With the 2019 Minnesota Legislature starting its session January 8, Minnesotans with disabilities and their advocacy groups are getting ready. It’ll be a new ball game, with incoming Gov. Tim Walz. a DFL majority in the House taking their seats and new commissioners leading state departments.
Very little got done at the capitol in 2018, with much legislation being wrapped into two omnibus bills. Outgoing Gov. Mark Dayton, who had urged state lawmakers to not pass such large and encompassing measures, vetoed both. That not only stalled a number of programs and initiatives, it also led to months of complications ranging from a seven percent cut to waiver services to an ongoing legal battle over state program to supply incontinence products.
Waiver services, the direct care crisis and worker compensation, special education, state parks access and a wide range of mental health issues are among the concerns thatwill be brought to the capitol.
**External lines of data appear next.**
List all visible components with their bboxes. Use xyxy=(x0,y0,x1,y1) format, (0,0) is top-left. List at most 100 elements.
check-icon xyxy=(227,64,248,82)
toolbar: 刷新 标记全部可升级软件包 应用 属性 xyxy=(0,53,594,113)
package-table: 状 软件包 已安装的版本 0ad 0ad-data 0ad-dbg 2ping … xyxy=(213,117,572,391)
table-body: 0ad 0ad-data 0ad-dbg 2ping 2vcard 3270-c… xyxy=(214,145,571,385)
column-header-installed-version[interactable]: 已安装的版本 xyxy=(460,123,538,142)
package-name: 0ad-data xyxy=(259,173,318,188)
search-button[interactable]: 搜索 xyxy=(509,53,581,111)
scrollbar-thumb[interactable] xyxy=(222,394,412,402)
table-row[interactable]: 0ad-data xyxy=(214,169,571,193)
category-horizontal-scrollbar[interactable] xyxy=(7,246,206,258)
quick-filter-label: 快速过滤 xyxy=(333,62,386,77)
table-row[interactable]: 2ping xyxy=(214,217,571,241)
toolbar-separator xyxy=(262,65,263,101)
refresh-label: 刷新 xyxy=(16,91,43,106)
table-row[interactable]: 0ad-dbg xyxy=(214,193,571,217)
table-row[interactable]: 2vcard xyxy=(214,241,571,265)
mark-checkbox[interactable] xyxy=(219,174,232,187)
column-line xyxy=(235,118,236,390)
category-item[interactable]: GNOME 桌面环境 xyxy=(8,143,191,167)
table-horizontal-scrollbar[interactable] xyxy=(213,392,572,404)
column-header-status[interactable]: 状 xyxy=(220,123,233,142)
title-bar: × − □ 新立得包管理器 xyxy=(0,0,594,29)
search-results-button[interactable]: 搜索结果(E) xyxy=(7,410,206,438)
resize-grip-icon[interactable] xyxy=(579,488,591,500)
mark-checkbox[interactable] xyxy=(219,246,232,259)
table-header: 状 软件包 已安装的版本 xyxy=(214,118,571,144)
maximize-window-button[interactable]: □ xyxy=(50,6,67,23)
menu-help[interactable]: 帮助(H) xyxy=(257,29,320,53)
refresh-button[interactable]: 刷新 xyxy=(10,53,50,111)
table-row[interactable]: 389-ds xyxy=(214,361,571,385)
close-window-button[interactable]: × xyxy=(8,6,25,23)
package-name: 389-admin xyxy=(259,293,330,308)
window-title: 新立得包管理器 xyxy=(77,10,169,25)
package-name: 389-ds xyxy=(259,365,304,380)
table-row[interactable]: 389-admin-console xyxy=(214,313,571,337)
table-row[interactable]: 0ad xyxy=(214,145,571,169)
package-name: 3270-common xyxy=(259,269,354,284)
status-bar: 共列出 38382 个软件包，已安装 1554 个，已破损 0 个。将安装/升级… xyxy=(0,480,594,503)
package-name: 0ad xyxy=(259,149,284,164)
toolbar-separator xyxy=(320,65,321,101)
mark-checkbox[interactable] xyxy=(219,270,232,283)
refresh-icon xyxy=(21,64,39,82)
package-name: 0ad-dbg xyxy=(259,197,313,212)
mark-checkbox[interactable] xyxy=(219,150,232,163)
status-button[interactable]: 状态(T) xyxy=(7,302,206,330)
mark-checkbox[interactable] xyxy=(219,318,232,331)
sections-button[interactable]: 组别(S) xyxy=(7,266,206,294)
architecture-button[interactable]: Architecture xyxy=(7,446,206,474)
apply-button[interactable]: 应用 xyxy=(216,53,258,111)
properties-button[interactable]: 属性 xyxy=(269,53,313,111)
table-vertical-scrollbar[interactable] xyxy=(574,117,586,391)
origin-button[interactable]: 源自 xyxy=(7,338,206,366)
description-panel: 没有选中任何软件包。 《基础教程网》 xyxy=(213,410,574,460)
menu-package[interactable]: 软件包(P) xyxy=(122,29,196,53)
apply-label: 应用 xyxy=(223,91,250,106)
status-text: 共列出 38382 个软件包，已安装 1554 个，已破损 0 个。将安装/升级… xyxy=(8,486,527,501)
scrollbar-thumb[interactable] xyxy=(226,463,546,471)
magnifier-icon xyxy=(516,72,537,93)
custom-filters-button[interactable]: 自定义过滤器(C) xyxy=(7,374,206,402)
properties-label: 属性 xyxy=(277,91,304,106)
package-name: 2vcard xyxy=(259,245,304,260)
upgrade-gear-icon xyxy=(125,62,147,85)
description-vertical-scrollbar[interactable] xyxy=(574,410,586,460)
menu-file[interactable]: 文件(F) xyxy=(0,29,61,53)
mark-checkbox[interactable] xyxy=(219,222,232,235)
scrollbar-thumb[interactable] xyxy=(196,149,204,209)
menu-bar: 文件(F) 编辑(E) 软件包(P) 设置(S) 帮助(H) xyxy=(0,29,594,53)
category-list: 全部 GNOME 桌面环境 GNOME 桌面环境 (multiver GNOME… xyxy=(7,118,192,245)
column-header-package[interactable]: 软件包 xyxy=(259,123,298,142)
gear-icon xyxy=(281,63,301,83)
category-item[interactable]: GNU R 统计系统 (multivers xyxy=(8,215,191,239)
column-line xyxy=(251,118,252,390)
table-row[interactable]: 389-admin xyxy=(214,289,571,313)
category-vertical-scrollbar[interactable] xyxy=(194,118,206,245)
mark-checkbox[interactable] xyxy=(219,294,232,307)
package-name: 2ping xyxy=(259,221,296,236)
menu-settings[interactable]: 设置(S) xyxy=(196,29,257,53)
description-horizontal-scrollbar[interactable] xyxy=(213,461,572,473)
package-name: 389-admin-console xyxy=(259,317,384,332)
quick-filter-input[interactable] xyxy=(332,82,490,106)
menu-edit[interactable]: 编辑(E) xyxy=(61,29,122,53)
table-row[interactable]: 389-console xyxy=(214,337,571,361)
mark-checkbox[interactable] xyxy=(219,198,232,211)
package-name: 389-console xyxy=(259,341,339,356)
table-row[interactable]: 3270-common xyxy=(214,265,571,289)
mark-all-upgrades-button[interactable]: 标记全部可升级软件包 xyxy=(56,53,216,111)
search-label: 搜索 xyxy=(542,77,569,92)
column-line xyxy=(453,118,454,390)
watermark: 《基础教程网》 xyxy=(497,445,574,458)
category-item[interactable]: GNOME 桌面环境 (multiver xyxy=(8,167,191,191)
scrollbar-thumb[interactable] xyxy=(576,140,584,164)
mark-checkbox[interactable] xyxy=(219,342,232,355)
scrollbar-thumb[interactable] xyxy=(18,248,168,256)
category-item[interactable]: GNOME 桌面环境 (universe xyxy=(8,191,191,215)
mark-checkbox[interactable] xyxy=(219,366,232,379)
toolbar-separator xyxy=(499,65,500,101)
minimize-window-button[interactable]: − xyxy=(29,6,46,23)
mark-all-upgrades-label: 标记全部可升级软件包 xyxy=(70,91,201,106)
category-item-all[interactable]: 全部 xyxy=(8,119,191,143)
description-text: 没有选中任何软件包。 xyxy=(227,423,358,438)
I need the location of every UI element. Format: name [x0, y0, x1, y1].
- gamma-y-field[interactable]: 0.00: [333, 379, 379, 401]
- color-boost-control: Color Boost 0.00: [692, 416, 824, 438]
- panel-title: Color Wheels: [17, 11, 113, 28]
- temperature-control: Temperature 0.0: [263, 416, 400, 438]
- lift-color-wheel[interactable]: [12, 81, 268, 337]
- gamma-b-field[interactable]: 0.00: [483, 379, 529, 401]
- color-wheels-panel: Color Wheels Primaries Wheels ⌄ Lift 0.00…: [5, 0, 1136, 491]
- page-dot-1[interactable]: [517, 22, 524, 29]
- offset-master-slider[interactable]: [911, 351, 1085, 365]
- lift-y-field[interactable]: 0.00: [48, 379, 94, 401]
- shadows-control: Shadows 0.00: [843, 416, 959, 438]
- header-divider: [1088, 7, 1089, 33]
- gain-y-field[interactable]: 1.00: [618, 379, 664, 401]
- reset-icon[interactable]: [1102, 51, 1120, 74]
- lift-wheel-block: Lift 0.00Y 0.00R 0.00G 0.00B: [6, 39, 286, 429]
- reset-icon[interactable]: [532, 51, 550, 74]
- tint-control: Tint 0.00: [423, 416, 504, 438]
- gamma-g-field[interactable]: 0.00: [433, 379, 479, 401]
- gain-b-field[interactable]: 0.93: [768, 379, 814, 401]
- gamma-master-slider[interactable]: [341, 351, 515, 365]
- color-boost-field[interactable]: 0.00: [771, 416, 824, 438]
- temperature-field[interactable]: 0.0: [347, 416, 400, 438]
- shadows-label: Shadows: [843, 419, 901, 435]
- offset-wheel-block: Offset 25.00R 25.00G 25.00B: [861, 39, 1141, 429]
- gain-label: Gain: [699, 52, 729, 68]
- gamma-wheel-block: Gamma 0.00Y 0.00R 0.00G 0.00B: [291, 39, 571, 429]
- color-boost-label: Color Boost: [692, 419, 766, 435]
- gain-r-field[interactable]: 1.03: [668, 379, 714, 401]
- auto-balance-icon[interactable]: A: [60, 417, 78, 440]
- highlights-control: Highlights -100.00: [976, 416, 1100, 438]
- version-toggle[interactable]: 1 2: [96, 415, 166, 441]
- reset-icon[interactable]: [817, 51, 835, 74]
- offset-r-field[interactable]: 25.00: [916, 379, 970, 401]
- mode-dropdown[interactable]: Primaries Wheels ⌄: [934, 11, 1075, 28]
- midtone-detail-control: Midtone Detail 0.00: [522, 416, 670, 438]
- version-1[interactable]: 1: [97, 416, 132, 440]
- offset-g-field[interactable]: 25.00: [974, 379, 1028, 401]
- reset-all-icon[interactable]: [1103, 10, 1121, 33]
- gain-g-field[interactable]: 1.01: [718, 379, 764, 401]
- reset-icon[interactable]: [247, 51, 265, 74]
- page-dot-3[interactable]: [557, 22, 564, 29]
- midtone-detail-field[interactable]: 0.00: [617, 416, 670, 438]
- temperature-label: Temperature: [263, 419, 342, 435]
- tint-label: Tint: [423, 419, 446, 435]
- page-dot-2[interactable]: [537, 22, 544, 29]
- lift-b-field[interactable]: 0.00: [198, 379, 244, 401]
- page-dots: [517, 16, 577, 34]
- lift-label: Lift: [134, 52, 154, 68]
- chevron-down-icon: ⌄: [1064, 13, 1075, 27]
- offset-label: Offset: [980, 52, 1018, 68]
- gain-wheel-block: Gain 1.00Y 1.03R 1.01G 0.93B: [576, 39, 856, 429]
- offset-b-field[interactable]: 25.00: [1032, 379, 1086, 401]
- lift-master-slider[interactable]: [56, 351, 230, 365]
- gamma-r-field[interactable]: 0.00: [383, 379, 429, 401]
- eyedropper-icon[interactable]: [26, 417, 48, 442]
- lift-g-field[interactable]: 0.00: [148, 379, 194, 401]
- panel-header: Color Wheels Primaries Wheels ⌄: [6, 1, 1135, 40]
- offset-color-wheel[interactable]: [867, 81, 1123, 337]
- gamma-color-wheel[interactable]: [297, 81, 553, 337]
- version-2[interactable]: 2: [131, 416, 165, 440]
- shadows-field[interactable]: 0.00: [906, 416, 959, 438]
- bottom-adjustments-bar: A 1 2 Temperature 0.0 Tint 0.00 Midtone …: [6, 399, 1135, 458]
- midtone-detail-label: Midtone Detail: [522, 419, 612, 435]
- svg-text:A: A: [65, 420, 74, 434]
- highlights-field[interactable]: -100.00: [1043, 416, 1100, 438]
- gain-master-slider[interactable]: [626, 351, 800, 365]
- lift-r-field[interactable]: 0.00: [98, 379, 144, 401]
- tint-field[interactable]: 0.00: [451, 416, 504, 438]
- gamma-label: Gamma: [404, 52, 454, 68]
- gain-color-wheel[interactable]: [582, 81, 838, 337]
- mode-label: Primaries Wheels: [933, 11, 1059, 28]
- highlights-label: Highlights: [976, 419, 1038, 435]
Although many issues that failed to pass in 2018 are likely to make a return appearance, new leadership brings the opportunity for rolling out new programs and initiatives.
The new capitol landscape has been taking shape since the election. Walz and Lt. Gov. Peggy Flanagan have been touring the state to listen to Minnesota. One factor to watch is the state economic forecast, which was released after deadline for this issue of Access Press.
Twice a year, state budget officials release a forecast Minnesota’s economic outlook. The latest forecast sets the stage for the new administration and the next two years. While there was optimism that the state will have additional money in the new biennium, there is also caution about what a rising federal budget deficit, higher interest rates and the changing tariff picture will mean.
The February 2018 forecast revealed a projected surplus of $329 million. At the capitol, committee and leadership assignments have been made in the House and Senate. One new committee on the Senate side is a Family Care and Aging Committee that will focus on issues important to families in the 2019-20 biennium. It will take on the work of what is now the Aging and Long-Term Care Policy Committee.
In the House, Speaker-designate Melissa Hortman (DFL-Brooklyn Park) announced the committee structure, chairs, and meeting schedule for the 2019 legislative session. The House will increase from 29 to 34 committees, subcommittees and divisions. Committee leaders have been picked and members will be named soon.
This is the first time the DFL has controlled the House since 2013-2014. According to House Public Information Services, much of the change occurred in the Twin Cities suburbs, especially near and just off the Interstate 494-694 corridor, where DFL candidates beat incumbent Republicans in places like Burnsville, Eden Prairie, Edina, Lakeville, Plymouth, Rosemount, Stillwater and Woodbury.
In late November lawmakers heard a presentation from a national legislative expert to a group of state lawmakers. Brenda Erickson, a program principal in the National Conference of State Legislature’s Legislative Management Program, spoke at the first of two meetings on ways to potentially reform Minnesota’s lawmaking process. The public also testified. Whether the sessions and any changes will result in a less rocky processes remains to be seen.
Getting House and Senate committees’ leadership and membership in place sets the stage for lobbying efforts, which began when organizations and advocacy groups roll out their legislative agendas or goals. Organizations began unveiling agendas during the fall, with the Minnesota Council on Disability (MNCCD) and the Minnesota Consortium for Citizens with Disabilities presenting agendas as this issue of Access Press went to press.
Other organizations and groups have already released their agendas. MOHR’s agenda appears on page 4 of this month’s issue. But the agendas and goals are just the start. Not only do many organizations publish legislative goals or agendas most offer some form of weekly updates and action alerts to sign up for. Many also offer training days before or at the start of the session to prepare advocates for outreach to state lawmakers. Advocates who are just starting their work, or who need a refresher course, often benefit from these sessions.
Most groups also have advocacy days, such as Mental Health Day on the Hill, ARRM/MOHR Day at the Capitol and
other disability or group-specific events. Tuesdays at the Capitol, organized by MNCCD, have been a staple of organizing efforts. Other rallies and days at the capitol have ramped up since capitol renovations were completed a couple of years ago.
Check websites for specific agendas and goals, advocacy days and training sessions.